- Born: 16 July 1996 (age 30) Castrop-Rauxel, Germany

Gymnastics career
- Discipline: Rhythmic gymnastics
- Country represented: Germany (2013-2016)
- Club: TV Wattenscheid 01
- Head coaches: Natalia Stsiapanava, Ekaterina Kotelikova
- Retired: yes

= Rana Tokmak =

German rhythmic gymnast

Rana Tokmak (born 16 Juli 1996) is a former German rhythmic gymnast. From 2013 to 2016 she trained with the national team group at the federal base in Fellbach.

== Personal life ==
From the end of 2012 to 2015, Tokmak was an ambassador for the "spin - sport intercultural" project, which promoted the integration of young women and girls in particular through sport. Since 2016 she has been the official integration ambassador of the State Sports Association of North Rhine-Westphalia and continues to volunteer for integration through sport.

With her quote “Anyone who has a homeland, every trip is an enrichment.” Rana Tokmak was part of the “Inspiration” project of the KulturRegion Stuttgart alongside Friedrich Schiller, Robert Bosch and Gottlieb Daimler.

In addition, Tokmak participated three times in a row with her paintings in the "European Youth Art Exhibition" in 2012, 2014 and 2016.

== Career ==

=== Junior ===
In 2009 Tokmak competed for the first time as a junior at the German championships and became All-Around and ball champion. She won silver with rope, hoop and clubs behind Lea Godejohann.

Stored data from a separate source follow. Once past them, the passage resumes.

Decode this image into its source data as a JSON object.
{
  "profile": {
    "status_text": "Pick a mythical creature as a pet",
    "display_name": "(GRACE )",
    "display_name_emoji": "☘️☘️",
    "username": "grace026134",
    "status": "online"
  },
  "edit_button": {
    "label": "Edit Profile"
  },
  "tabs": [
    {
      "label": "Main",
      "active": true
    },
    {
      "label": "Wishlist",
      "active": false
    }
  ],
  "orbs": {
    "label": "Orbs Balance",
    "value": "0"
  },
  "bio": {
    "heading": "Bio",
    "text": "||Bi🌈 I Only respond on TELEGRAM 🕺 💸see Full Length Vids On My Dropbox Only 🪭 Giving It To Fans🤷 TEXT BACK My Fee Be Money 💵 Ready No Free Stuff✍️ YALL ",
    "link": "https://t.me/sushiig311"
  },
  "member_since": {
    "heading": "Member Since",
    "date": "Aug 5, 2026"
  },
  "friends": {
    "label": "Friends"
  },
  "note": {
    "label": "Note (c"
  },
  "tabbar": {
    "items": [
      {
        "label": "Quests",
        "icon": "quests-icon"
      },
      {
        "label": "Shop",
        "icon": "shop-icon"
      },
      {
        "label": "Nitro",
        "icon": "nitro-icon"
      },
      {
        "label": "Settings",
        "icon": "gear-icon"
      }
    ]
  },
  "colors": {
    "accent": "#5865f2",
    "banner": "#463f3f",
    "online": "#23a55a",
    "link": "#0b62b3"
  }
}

In 2010, at the German junior championships, Tokmak once again won the All-Around as well as with rope, hoop and ball. She took third place with clubs. She was also nominated that year as a reserve gymnast for the Junior European Championships in Bremen.

In 2011 she won the national qualification for the Junior European Championships in Minsk along the junior group, where they finished 13th. She was therefore unable to take part in the German Individual Championships.

=== Senior ===
Tokmak has been competing in seniors since 2012 and was able to immediately win silver on her debut in the category. In the apparatus finals, she finished third with hoop, ball and clubs and fourth with ribbon.

In early 2013, Rana moved to the federal base in Fellbach near Stuttgart and thus became part of the national group. At the World Championships in Kyiv in the same year, she was part of the newly formed German group, which included Tokmak, Judith Hauser, Anastasia Kempf, Anastasija Khmelnytska, Daniela Potapova and Sara Radman, ranked 9th in the All-Around and 7th in the club final.

At the 2014 European Championships in Baku, the group with Hauser, Khmelnytska, Nicole Müller, Potapova and Tokmak finished 11th in the All-Around and 8th in 10 clubs final. In the same year, Rana started with Julia Stavickaja, Darja Sajfutdinova, Judith Hauser, Anastasija Khmelnytska and Daniela Potapova at the World Championships in Izmir. They finished 9th in the All-Around and 7th in the clubs final.

In 2015, the German national team took part in the European Games. They placed 8th in the All-Around and a 4th with five ribbons.

In the same year, Tokmak was named captain of the national team and the group took part in the home World Championships in Stuttgart, where they finished 10th in the All-Around, just short of direct Olympic qualification.

In April 2016, the team with Rana Tokmak competed in the 2nd Olympic qualifications in Rio de Janeiro, the so-called "Test Event", the group won the gold medal and subsequently qualified for the 2016 Summer Olympics in Brazil.

Tokmak announced her retirement from the team in July 2016, officially ending her athletic career as a competitive athlete.